David Kenny is about two months into his new job. He’s the General Manager of IBM Watson — the company’s cognitive computing platform — and was stuck on a plane for half an hour before our phone interview.
He had just flown into Augusta, Georgia for the Masters. Bad weather caused a pileup of arrivals. The airport ran out of open gates. His flight was stuck on the tarmac.
If air traffic controllers had access to Watson, they might have been able to forecast the flight congestion.
Watson could have proactively asked workers if they wanted to move gates around based on its weather predictions. It could have prompted airlines to delay departures from other locations, or helped airlines tell passengers (like Kenny) that they would be stuck on the tarmac — ahead of time.

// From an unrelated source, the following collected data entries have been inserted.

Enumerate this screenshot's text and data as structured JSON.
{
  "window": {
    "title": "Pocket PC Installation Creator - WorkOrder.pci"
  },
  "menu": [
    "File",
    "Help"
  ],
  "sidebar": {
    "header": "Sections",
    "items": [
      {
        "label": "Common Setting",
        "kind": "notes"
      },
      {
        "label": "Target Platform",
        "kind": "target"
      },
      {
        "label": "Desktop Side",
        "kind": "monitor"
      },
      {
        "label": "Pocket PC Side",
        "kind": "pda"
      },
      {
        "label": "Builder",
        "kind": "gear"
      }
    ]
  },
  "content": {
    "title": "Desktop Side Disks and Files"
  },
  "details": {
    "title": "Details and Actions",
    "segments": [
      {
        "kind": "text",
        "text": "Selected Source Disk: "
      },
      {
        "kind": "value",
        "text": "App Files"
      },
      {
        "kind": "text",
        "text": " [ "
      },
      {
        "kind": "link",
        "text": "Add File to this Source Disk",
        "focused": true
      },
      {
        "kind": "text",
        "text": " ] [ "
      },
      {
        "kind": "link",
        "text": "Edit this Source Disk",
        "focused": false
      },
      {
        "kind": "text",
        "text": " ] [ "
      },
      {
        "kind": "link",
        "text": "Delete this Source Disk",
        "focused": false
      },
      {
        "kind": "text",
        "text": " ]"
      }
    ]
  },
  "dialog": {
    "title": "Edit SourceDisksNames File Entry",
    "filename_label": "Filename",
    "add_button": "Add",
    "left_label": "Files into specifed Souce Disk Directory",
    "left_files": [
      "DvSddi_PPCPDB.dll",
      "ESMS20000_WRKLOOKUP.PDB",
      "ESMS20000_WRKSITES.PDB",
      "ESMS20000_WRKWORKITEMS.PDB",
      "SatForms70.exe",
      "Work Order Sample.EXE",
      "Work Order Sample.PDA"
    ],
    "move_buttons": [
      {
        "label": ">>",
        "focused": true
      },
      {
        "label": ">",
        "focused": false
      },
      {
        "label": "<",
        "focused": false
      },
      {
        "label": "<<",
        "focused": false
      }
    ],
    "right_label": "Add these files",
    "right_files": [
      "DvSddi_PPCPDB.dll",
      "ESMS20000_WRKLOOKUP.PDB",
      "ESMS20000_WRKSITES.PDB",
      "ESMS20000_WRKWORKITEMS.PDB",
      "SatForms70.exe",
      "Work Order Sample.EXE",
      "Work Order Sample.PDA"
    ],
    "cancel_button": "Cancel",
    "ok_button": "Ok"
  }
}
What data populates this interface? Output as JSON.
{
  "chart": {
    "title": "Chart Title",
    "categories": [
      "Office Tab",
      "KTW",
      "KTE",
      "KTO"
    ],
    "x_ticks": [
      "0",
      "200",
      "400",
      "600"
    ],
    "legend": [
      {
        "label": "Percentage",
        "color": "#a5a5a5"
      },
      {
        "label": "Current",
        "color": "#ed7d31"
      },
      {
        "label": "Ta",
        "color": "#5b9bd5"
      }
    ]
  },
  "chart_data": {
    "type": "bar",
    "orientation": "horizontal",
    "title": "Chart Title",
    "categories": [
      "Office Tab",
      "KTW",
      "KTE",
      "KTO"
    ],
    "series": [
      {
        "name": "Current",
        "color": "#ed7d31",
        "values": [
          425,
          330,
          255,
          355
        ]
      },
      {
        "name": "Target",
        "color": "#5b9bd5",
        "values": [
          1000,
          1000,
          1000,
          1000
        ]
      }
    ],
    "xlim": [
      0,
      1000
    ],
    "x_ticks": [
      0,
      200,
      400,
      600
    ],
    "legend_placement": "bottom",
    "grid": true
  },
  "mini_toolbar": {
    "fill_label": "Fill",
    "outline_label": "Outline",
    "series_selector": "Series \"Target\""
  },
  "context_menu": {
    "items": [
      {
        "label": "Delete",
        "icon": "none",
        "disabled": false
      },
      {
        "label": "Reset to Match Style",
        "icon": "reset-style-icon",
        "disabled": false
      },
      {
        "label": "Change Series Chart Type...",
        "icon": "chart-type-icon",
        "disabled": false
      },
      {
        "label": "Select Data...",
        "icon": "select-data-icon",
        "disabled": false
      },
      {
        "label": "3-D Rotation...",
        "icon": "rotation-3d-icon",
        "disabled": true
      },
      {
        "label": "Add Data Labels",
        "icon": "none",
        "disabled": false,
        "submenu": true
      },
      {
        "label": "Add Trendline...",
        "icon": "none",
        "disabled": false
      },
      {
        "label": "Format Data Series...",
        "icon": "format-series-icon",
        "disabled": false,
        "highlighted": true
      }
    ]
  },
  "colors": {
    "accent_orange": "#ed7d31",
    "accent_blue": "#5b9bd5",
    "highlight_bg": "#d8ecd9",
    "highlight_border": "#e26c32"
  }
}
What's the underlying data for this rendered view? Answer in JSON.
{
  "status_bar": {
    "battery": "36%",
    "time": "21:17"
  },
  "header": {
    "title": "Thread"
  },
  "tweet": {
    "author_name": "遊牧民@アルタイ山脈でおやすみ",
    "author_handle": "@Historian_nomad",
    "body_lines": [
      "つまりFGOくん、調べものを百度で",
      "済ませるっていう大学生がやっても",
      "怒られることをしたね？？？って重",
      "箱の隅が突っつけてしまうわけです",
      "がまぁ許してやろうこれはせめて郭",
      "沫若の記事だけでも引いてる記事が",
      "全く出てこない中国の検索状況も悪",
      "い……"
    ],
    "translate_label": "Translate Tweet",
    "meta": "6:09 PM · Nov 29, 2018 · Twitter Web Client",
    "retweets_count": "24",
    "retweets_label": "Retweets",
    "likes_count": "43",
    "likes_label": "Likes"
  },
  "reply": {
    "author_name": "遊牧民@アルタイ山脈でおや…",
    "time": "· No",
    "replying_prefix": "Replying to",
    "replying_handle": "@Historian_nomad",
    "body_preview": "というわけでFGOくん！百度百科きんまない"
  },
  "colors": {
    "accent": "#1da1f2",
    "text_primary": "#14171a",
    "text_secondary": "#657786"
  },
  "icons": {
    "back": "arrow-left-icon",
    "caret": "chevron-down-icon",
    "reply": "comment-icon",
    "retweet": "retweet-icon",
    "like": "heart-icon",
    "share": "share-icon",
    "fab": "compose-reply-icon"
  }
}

After all, IBM already builds apps for airlines and airports to manage everything from fuel usage, to passenger boarding and re-bookings.
Helping people make decisions based on deep data analysis is sort of Watson’s sweet spot too.
“Our advantage is interacting around expertise,” Kenny told CNNMoney. And that’s what makes Watson stand out from its competitors.
While companies like Microsoft, Google and Facebook have been racing to build AI platforms to help consumers organize personal information, IBM wants its Watson platform to be the problem-solving engine for businesses.
Whether workers need help with an accounting audit, medical diagnosis, formation of a legal strategy, valuing stocks for a portfolio or even shopping for a new coat, Watson can be trained to learn as much as possible about a particular topic and recommend multiple answers to certain questions.
“We work with companies and institutions to make sense of their data,” said Kenny.
Before joining IBM, Kenny was the chairman and CEO of the Weather Company. IBM acquired the firm (minus its TV division) last year, and the deal closed in January.
The marriage may seem a bit odd, but it actually makes a lot of sense.
Many industries rely on weather predictions to operate. Kenny says he hopes to “help connect weather to more decisions,” like optimizing supply chain management. Take agriculture and shipping for example.
Farmers use Watson to understand what their sensors are saying so they can decide the ideal time to plant or harvest their crops. Trucking companies use it to predict weather conditions that could cause delays and lead to spoiled foods and lost revenue.
The Watson platform is made up of over 50 technologies that can do everything from analyze tone in text and speech, to identify human age and gender.
Despite what Watson can handle, Kenny says there’s still a lot more it could do.
For starters, he thinks that AI and machine learning systems need to do more “abductive reasoning” as opposed to deductive reasoning. That means making more inferences about facts rather than drawing conclusions based on a set of rules or path of logic.
The advantage of more abductive reasoning is that it will lead to conversation and dialogue with humans, according to Kenny. And that in turn will lead to more creative thinking because machine learning means cognitive computing systems will become smarter over time on their own.
Think about fashion advice. Watson would have to rely less on hard facts and more on a personal understanding of someone’s tastes — objectives best achieved through conversation.
Right now AI is more about people querying machines. “My dream is that Watson will ask us questions,” said Kenny.
In order to advance Watson to the point of more natural dialogue, it needs to spend as much time as possible with as much data on what it’s being asked to analyze as possible.
On top of that, Watson also needs to spend as much time as possible with the people who will ultimately use that data. That way, Watson can learn how someone makes decisions, and that person can gain enough trust in Watson’s recommendations.
This is not unlike the way our phone’s predictive keyboards work. At first we have to double check that the suggested words are correct, but then after time, we trust it to show us the words we intend to use.
“AI favors incumbency,” said Kenny. “[It] can only be as smart as the people teaching it.”